フラッシュバックの意味を再考する
いつまでも受けた被害のことを書き続けるのもな、、と思いましたが、たぶん大切なことなので、書き残すことにしました。
(心配な方は、読まずにお願いしますね)
心が割れた音を覚えている、と思ったけれど、あれは頭蓋骨がずれた音かもしれない。「ミシッ」と「パキッ」の中間のようで、陶器の割れる音階と似ている。
完全に心が割れた12歳のあの午後を覚えている。
父よりも母よりも大きな身体となった兄から、数時間にわたる暴行を受けた。母親は、兄の傍らにいた。兄が靴を履いた足で蹴ろうとした時、一度コントロールをミスしたのか、母に軽くあたった。
兄は、「お前のせいでこうなった、お母さんに土下座して謝れ。」と命じ、そうしなけれはもっと殴られると思い、理不尽さと悔しさを飲み込んで、言われるままにした。その私の頭を、彼は土足で踏みつけにした。母親はずっとそこにいた。
家の中で始まり、ようやく暴力がやんだ時には、庭だった。ボロきれのようになった私を背に、二人は家の中へ入っていった。後ろ姿を覚えている。乱れた服装と汚れた身体でふらふらと自動車道に出て、幽霊のように歩いていると、向かいから母親の車が見えた。こちらに気付くと、笑顔で手を振り、走り去った。助手席に座る兄は、ニヤニヤと笑っていた。
ここは余談:
(彼を分析することになんの意味もないけれど、ずいぶんわかりやすいエディプスコンプレックスとミソジニーのハイブリッドだと思う。母親と私の愛着(無いのに)に嫉妬し、破壊して確証を得たい、母親を自分だけのものにしたいというのと、父親が母親にふるったような暴力(実際にはもっと酷い)を私の体を使って実践しながら、「お前は女だからいいよな、嫁に行けばそれだけでいいんだから」と頻繁に言った。父親を嫌いながら、同時に、女(母)を暴力で支配することに憧れていたのだろう。書いていて吐き気がしてきましたよ。綺麗事言ってくる人には、「家族ガチャはずれ」くらい言わせて下さいよ、と言いたくなる。)
余談が長くなりましたが、、、
この場面は、解離性健忘で色々な記憶をなくした私に、たびたびフラッシュバックやパニックとともに戻ってきた。この事象を、「発作」で「異常事態」だと思っていたけれど、今思い返すと、全く逆の理解になる。
これは、感情に蓋をした私への、自分の痛み、特に心の痛みを思い出すようにという、メッセージだったのでは、という仮説。
耐え難い痛みとつらさを体験しパニックに陥るのはむしろ正常な反応で、それを無いものとし何も感じなくなって他人の為に顔だけで笑っている方が、よっぽど「異常事態」だと、今は思う。

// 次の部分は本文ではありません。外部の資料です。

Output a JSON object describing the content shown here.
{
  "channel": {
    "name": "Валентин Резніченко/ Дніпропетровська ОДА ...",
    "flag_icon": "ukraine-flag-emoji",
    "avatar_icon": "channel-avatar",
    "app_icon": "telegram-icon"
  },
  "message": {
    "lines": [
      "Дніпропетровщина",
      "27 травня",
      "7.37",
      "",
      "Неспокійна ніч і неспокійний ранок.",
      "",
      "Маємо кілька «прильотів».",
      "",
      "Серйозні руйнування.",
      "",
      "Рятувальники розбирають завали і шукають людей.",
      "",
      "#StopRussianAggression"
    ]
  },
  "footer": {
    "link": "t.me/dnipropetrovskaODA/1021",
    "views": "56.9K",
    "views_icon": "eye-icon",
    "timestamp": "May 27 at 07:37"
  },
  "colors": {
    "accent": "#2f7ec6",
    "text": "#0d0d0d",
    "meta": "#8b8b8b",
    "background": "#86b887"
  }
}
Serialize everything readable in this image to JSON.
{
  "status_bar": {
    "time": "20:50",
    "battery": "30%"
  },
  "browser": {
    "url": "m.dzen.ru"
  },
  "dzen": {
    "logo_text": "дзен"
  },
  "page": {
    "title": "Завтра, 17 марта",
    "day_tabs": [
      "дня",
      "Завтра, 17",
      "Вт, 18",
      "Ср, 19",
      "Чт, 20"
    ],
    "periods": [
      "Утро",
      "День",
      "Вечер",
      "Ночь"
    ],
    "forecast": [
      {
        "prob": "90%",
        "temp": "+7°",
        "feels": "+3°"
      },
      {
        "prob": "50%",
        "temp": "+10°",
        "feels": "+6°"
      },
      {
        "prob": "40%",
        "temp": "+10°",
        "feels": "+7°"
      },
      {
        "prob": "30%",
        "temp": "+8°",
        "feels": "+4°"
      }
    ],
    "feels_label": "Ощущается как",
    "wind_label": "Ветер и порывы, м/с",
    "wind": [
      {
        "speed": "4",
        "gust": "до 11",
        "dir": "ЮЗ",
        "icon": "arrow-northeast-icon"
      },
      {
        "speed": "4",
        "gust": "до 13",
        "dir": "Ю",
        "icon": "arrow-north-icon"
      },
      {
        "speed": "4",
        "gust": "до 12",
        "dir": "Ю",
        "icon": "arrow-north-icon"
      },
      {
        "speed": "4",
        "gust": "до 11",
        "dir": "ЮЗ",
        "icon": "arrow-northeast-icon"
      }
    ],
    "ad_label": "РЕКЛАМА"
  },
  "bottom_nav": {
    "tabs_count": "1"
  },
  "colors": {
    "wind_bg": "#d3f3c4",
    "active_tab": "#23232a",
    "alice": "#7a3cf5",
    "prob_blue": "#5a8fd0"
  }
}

フラッシュバックは「困り事」で「邪魔者」だと思っていたけれど、本当は、私自身を思い出してまた繋がろうとする、希望の部分だったような気がしてきている。嘘の無い私が、私自身と繋がろうとして差し伸べた手だったのかな、と。その都度、準備ができていなくて、「悪いもの」としてしまったけれど。
今思い出しても、専門家の助けなしでは、克服できなかったと思う。まず、フラッシュバックだけでも圧倒的で、ただ混乱するしかなかった。
割れた心は、金継ぎのように修復されたように思う。壊れた痕跡はあるけれど、機能するようになった。心って、(一応)なおるんだなあ、という感想。一度も壊れない方が良かったけれど。
痛いのは嫌だしつらいのも嫌だけれど、忘れてはいけない痛みやつらさはあって、自分とずっと寄り添うことで、最終的に今の私が痛くならないようにするしかないのかな、と。痛みやつらさを封じ込めたり無理やり忘れようとすると、今の私がずっと痛いままになってしまう、という教訓。